Entlohnung und Nachrichtenübermittlung

Für die Soldaten des Römischen Reiches war der Dienst in den Legionen weit mehr als nur Kriegshandwerk – er war ein streng organisierter Beruf mit festen Strukturen, Regeln und Perspektiven. Wer sich für 20 bis 25 Jahre verpflichtete, ließ seine Heimat oft weit hinter sich. Doch wie sah es mit der Bezahlung aus, und wie hielten die Männer Kontakt zu ihren Familien?

Der Sold: Fester Lohn mit Abzügen

Die Entlohnung eines römischen Soldaten war standardisiert, veränderte sich jedoch im Laufe der Kaiserzeit. Unter Augustus erhielt ein einfacher Legionär einen jährlichen Grundsold (stipendium) von 225 Denaren, ausgezahlt in drei Raten. Spätere Kaiser erhöhten diesen Betrag deutlich – Domitian auf 300 Denare und Septimius Severus schließlich auf etwa 500 Denare jährlich.

Allerdings bekamen die Soldaten diesen Betrag nicht vollständig ausgezahlt. Das Militär verfügte über ein internes Abrechnungssystem, bei dem Teile des Soldes für Ausrüstung, Kleidung und Verpflegung einbehalten wurden. Wie hoch diese Abzüge im Einzelnen waren, ist nicht exakt überliefert und dürfte variiert haben.
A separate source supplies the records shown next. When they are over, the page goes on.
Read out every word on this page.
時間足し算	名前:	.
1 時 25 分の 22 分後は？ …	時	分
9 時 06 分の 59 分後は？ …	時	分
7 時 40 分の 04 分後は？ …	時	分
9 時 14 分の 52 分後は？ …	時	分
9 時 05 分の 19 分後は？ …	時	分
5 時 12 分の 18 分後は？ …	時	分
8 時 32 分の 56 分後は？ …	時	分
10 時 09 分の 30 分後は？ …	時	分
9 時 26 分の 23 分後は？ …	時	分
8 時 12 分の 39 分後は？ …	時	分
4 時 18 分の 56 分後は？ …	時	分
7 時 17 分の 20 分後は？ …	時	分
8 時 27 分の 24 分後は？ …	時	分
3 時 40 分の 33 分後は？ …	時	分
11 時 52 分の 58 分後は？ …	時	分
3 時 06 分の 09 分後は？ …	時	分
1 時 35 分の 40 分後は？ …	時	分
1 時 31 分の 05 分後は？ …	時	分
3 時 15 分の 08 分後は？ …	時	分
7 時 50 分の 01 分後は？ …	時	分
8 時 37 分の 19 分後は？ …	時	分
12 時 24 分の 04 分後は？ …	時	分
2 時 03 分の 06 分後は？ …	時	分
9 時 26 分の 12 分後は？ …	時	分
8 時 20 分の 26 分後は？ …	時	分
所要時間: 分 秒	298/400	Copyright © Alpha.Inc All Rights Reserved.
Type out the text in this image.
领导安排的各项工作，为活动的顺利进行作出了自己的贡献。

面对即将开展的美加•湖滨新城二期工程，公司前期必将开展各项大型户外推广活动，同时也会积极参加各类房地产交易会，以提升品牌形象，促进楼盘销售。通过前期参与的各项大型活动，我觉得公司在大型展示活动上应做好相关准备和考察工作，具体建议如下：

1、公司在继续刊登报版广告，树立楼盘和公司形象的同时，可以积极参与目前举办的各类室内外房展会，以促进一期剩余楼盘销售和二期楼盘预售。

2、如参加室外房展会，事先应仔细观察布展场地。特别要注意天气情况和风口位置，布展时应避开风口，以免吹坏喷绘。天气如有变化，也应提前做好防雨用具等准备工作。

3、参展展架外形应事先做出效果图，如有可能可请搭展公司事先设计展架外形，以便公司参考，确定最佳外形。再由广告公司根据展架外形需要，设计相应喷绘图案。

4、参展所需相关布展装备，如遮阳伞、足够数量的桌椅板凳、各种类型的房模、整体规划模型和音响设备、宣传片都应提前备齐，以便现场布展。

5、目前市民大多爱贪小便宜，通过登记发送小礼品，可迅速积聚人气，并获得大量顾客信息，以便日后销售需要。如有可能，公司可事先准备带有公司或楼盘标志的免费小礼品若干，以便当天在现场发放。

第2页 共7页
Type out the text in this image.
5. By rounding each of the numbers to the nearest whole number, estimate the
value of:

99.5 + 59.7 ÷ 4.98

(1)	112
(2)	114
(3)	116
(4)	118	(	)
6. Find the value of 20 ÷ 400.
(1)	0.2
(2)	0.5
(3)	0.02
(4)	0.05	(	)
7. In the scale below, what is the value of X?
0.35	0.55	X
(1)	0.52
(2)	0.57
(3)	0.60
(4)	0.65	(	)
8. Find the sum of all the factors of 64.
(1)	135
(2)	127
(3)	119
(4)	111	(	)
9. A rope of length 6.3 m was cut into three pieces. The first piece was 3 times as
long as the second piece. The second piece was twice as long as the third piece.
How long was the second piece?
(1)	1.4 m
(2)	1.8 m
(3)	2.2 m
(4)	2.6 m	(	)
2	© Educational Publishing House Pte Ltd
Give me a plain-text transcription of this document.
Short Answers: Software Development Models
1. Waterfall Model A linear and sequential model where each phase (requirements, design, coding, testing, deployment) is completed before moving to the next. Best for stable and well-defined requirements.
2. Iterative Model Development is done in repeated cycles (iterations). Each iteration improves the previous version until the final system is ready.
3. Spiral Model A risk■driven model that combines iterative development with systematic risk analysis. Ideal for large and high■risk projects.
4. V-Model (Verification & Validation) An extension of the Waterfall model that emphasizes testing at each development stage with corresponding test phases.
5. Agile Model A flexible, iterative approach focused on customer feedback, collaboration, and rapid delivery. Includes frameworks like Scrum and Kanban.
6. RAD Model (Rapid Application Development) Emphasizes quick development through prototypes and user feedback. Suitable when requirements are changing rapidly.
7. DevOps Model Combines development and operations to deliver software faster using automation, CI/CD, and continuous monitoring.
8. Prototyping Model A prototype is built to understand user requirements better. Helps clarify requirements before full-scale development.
Fest steht jedoch, dass der tatsächlich verfügbare Sold deutlich unter dem Nominalwert lag.

Zusätzliche Einnahmen konnten den Verdienst erheblich steigern:

  • Donative: Sonderzahlungen der Kaiser, etwa bei Regierungsantritten oder militärischen Erfolgen.
  • Kriegsbeute: Einnahmen aus eroberten Gütern und Gefangenen, wobei der Anteil stark vom Einsatz abhängen konnte.
  • Veteranenversorgung: Nach der ehrenvollen Entlassung (honesta missio) erhielten Soldaten entweder Landzuweisungen oder eine Geldabfindung von etwa 3.000 Denaren, später teils mehr.

Der cursus publicus: Schnelle Post für den Staat

Um Verwaltung und Militär im riesigen Reich effizient zu steuern, ließ Augustus ein staatliches Transportsystem einrichten: den cursus publicus. Entlang der großen Straßen entstanden in regelmäßigen Abständen Wechselstationen (mutationes) für Pferde sowie Herbergen (mansiones).

Mit diesem System konnten Kuriere Nachrichten oft über 80 Kilometer am Tag transportieren, in dringenden Fällen sogar deutlich mehr. Der Zugang war jedoch streng reglementiert: Nur wer eine offizielle Reisegenehmigung (evectio) besaß, durfte den cursus publicus nutzen. Für private Zwecke, etwa persönliche Briefe, war dieses Netzwerk grundsätzlich nicht vorgesehen.

Post in die Heimat: Private Wege und persönliche Worte

Trotz fehlender staatlicher Infrastruktur für Privatpost riss der Kontakt zur Heimat nicht ab. Zahlreiche Funde, insbesondere die Vindolanda-Tafeln aus einem Kastell am Hadrianswall, belegen eine rege Briefkultur. Dabei handelt es sich um dünne Holztafeln mit Tinte beschriebener Alltagskorrespondenz.

Da der cursus publicus nicht genutzt werden durfte, griffen Soldaten auf informelle Netzwerke zurück:

  • Händler und Lieferanten nahmen Briefe auf ihren Routen mit.
  • Reisende Soldaten überbrachten Nachrichten bei Heimaturlaub oder Versetzungen.
  • Offiziere nutzten gelegentlich eigene Sklaven als Kuriere.

Die Inhalte dieser Briefe zeigen ein erstaunlich persönliches Bild des Militäralltags. Neben organisatorischen Fragen ging es häufig um ganz praktische Dinge: Bitten um warme Kleidung, Socken oder Schuhe sind ebenso überliefert wie Klagen über Versorgungslücken. In den nördlichen Provinzen spielte auch Bier eine Rolle, während Wein weiterhin als bevorzugtes Getränk galt. Selbst Einladungen zu privaten Feiern – etwa unter den Familien der Offiziere – sind dokumentiert.

So blieben die Soldaten, trotz oft jahrelanger Stationierung fern der Heimat, über ein dichtes Netz persönlicher Kontakte, Reisender und Gelegenheiten eng mit ihren Familien verbunden.